SAINT-LOUIS. Plus de un million et demi d’euros détournés en cumulé entre 2010 et 2016 de manières diverses. Les faits se sont déroulés au sein d’une quincaillerie gérée en famille.

Le patriarche a nommé sa fille et son fils comme gérants de paille, faisant encaisser des chèques destinés à la société par sa fille, se versant des salaires indus ou encore des virements. La société initiale est placée en redressement au lieu d’être liquidée, laissant une ardoise de 800 000 euros aux fournisseurs. Puis son stock est détourné afin de faire fonctionner la nouvelle coquille sous la forme d’une nouvelle société.

À la barre du tribunal de Saint-Pierre ce jeudi, le patriarche est absent mais les deux enfants sont présents. Ils se justifient en se positionnant en tant que victimes de leur père, qui gérait toutes les opérations au sein de l’entreprise. “On disait oui papa sinon il y avait des représailles”, lèvent-ils en bouclier. La société n’a pas non plus publié les bilans comptables et sur ce point les deux enfants mettent la faute sur le comptable, actionnaire au seins de la société. “Peut-être qu’il voulait couler la société pour récupérer les parts… Au final, on a été mal conseillés”, minimisent les deux Saint-Louisiens. Un discours qui n’est pas entendu par le parquet. “Chacun doit prendre ses responsabilités, le père comme les enfants. Quand on voit le nombre d’encaissements qui ont été faits dans ce lourd dossier, on voit l’organisation d’insolvabilité misété place de vecé techés bankoute”, appuie Simona Pavel.
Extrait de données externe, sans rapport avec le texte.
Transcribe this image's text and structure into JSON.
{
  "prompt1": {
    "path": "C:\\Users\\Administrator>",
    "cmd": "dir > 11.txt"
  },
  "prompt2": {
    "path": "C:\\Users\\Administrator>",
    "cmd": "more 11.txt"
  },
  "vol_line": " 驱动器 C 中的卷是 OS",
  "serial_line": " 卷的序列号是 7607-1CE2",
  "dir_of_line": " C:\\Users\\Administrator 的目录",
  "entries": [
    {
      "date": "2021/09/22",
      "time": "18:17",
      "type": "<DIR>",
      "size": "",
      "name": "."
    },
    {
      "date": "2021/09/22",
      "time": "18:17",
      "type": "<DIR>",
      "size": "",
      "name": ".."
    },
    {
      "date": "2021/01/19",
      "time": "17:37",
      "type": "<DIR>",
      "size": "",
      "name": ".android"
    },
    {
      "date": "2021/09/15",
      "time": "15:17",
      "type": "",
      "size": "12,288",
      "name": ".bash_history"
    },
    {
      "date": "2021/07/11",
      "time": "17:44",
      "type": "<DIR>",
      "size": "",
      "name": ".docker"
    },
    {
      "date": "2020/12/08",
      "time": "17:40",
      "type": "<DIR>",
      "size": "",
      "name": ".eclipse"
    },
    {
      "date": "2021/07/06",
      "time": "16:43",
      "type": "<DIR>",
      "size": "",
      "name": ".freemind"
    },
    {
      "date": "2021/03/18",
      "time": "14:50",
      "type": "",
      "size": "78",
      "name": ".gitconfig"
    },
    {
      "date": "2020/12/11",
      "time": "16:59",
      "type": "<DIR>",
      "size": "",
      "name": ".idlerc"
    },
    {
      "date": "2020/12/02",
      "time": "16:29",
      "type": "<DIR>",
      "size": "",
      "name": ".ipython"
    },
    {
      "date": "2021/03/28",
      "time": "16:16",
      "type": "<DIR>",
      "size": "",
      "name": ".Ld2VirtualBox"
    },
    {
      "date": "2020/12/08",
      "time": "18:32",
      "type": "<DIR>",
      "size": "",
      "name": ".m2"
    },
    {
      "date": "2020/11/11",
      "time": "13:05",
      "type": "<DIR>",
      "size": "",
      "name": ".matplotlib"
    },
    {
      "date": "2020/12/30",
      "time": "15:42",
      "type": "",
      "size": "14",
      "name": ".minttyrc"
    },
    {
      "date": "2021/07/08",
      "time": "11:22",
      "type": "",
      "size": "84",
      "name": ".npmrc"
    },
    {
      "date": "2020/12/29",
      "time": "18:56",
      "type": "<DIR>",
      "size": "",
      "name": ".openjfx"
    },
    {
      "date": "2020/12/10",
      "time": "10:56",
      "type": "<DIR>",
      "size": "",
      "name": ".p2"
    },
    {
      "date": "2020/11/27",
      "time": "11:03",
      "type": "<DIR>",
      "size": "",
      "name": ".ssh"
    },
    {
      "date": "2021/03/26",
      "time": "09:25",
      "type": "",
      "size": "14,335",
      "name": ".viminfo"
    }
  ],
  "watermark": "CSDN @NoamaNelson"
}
Au final, l’ardoise s’élève à 1,6 million d’euros d’abus de biens sociaux, la dette aux fournisseurs de 800 000 euros et s’ajoutent 200 000 euros de passif. “Les gérants de droit et de fait sont là plaie de notre système”, appuie le ministère public avant de requérir des peines allant d’un an de prison ferme mais aménageable pour le père par rapport à la gravité des faits et 50 000 euros d’amende. Pour la fille qui a encaissé les chèques et fait circuler les fonds, deux années avec sursis ont été requis ainsi que 30 000 euros d’amende. Pour le beau-fils, un an de sursis a été requis, avec 15 000 euros d’amende. Tous les trois risquent une interdiction de gérer a vie. Pour le fils qui avait quitté l’entreprise plus tôt et porté plainte contre son père, six mois avec sursis on été requis, ainsi que la saisie de tous les biens. Pour la défense représentée par maître Farid Isse, les enfants sont “responsables mais pas coupables”, en rappelant un contexte familial proche de la série “Dallas” et la trajectoire d’autres entreprises familiales réunionnaises qui ont pu s’épanouir en suivant les mmes rêves.

Le délibéré sera rendu le 2 juin prochain.